If you could get his attention at this delicate moment and pose the same question, here is my husband’s description of me (I know, because I asked this before): about 5’5” and maybe 130 pounds; medium brown, shoulder length hair; large hazel eyes, that get even larger just before, well, you know …; small mouth with thin lips, unless they’d been kissed for a very long time; pale, pale skin that looks so delicate, as if even a feather-like touch would bruise; breasts, man those breasts, more than a handful, always there, looking perky - big enough she should wear a bra, but so glad she doesn’t; small waist, but a soft, rounded tummy-pillow that curves down into hips that echo that roundness on the backside; a perfect, hmmm ... for this he prefers the feline name ... that is always in a state of optimal readiness for him; a beautiful body without a blemish or a wrinkle to be found.

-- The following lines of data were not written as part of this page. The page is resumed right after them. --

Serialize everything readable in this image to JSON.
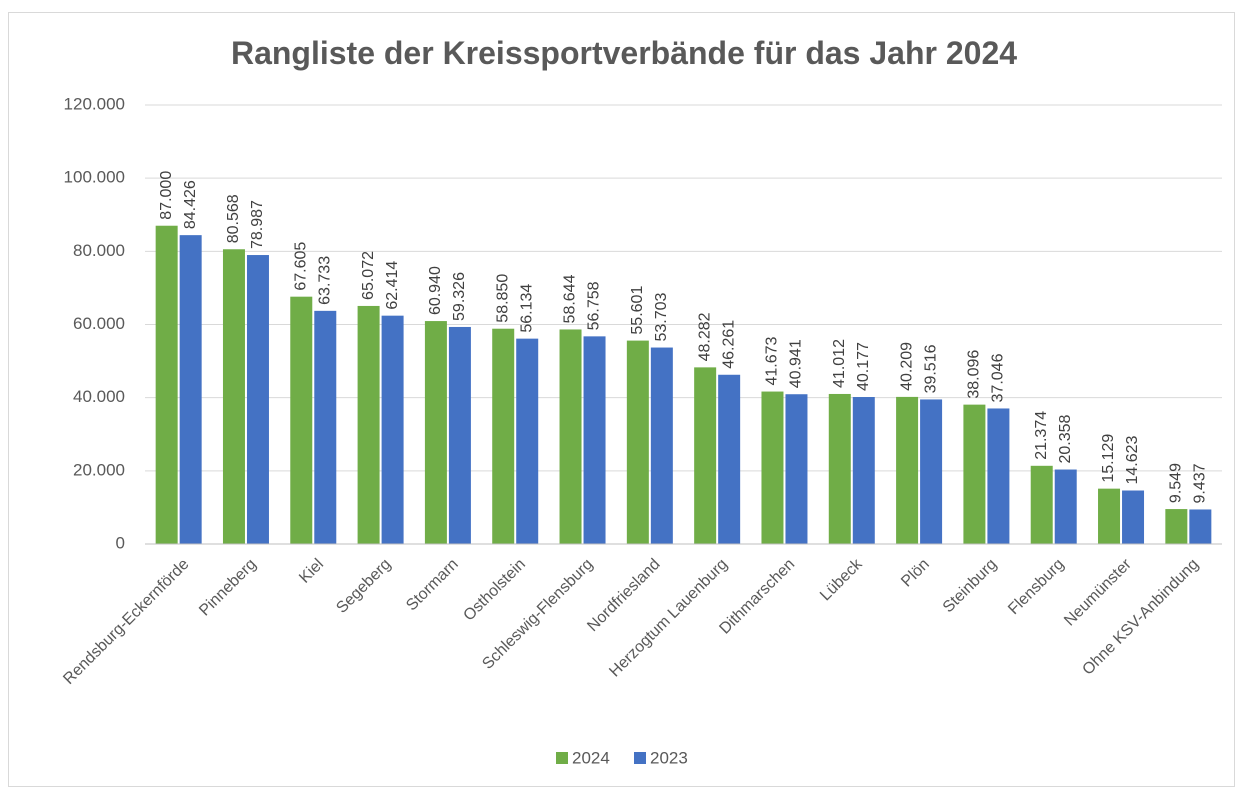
{
  "chart_data": {
    "type": "bar",
    "title": "Rangliste der Kreissportverbände für das Jahr 2024",
    "categories": [
      "Rendsburg-Eckernförde",
      "Pinneberg",
      "Kiel",
      "Segeberg",
      "Stormarn",
      "Ostholstein",
      "Schleswig-Flensburg",
      "Nordfriesland",
      "Herzogtum Lauenburg",
      "Dithmarschen",
      "Lübeck",
      "Plön",
      "Steinburg",
      "Flensburg",
      "Neumünster",
      "Ohne KSV-Anbindung"
    ],
    "series": [
      {
        "name": "2024",
        "color": "#70ad47",
        "values": [
          87000,
          80568,
          67605,
          65072,
          60940,
          58850,
          58644,
          55601,
          48282,
          41673,
          41012,
          40209,
          38096,
          21374,
          15129,
          9549
        ],
        "value_labels": [
          "87.000",
          "80.568",
          "67.605",
          "65.072",
          "60.940",
          "58.850",
          "58.644",
          "55.601",
          "48.282",
          "41.673",
          "41.012",
          "40.209",
          "38.096",
          "21.374",
          "15.129",
          "9.549"
        ]
      },
      {
        "name": "2023",
        "color": "#4472c4",
        "values": [
          84426,
          78987,
          63733,
          62414,
          59326,
          56134,
          56758,
          53703,
          46261,
          40941,
          40177,
          39516,
          37046,
          20358,
          14623,
          9437
        ],
        "value_labels": [
          "84.426",
          "78.987",
          "63.733",
          "62.414",
          "59.326",
          "56.134",
          "56.758",
          "53.703",
          "46.261",
          "40.941",
          "40.177",
          "39.516",
          "37.046",
          "20.358",
          "14.623",
          "9.437"
        ]
      }
    ],
    "ylim": [
      0,
      120000
    ],
    "yticks": [
      0,
      {
        "value": 20000,
        "label": "20.000"
      },
      {
        "value": 40000,
        "label": "40.000"
      },
      {
        "value": 60000,
        "label": "60.000"
      },
      {
        "value": 80000,
        "label": "80.000"
      },
      {
        "value": 100000,
        "label": "100.000"
      },
      {
        "value": 120000,
        "label": "120.000"
      }
    ],
    "grid": true,
    "legend": "bottom"
  }
}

Sadly, in the cold, hard light of day we both admit we have not had sex with the person we are describing in probably 28 or 29 years. Obviously he has changed and I have changed. Even though I'm unwilling to provide a list of the most dramatic changes (some desirable, but many regrettable), I will at least admit the obvious. Our bodies have not been blemish or wrinkle free in many, many years. But when we are most intimate, when the tie between us is strongest, we are both still 18.
So, as I reflect back on my original understanding of the passage of time, the linear march I’ve described, I begin to see our most intimate visions of each other in a different light. I have moved them from the “Memory” column to the “Reality” column on the spreadsheet in my brain. I firmly believe that the closest any of us comes to perfection is that single moment when our minds and our bodies cross that line. That moment of release makes us our most real, our most genuine, our most authentic. If in that moment my husband is the 18 year old lover of my youth, isn’t that real, genuine and authentic as well?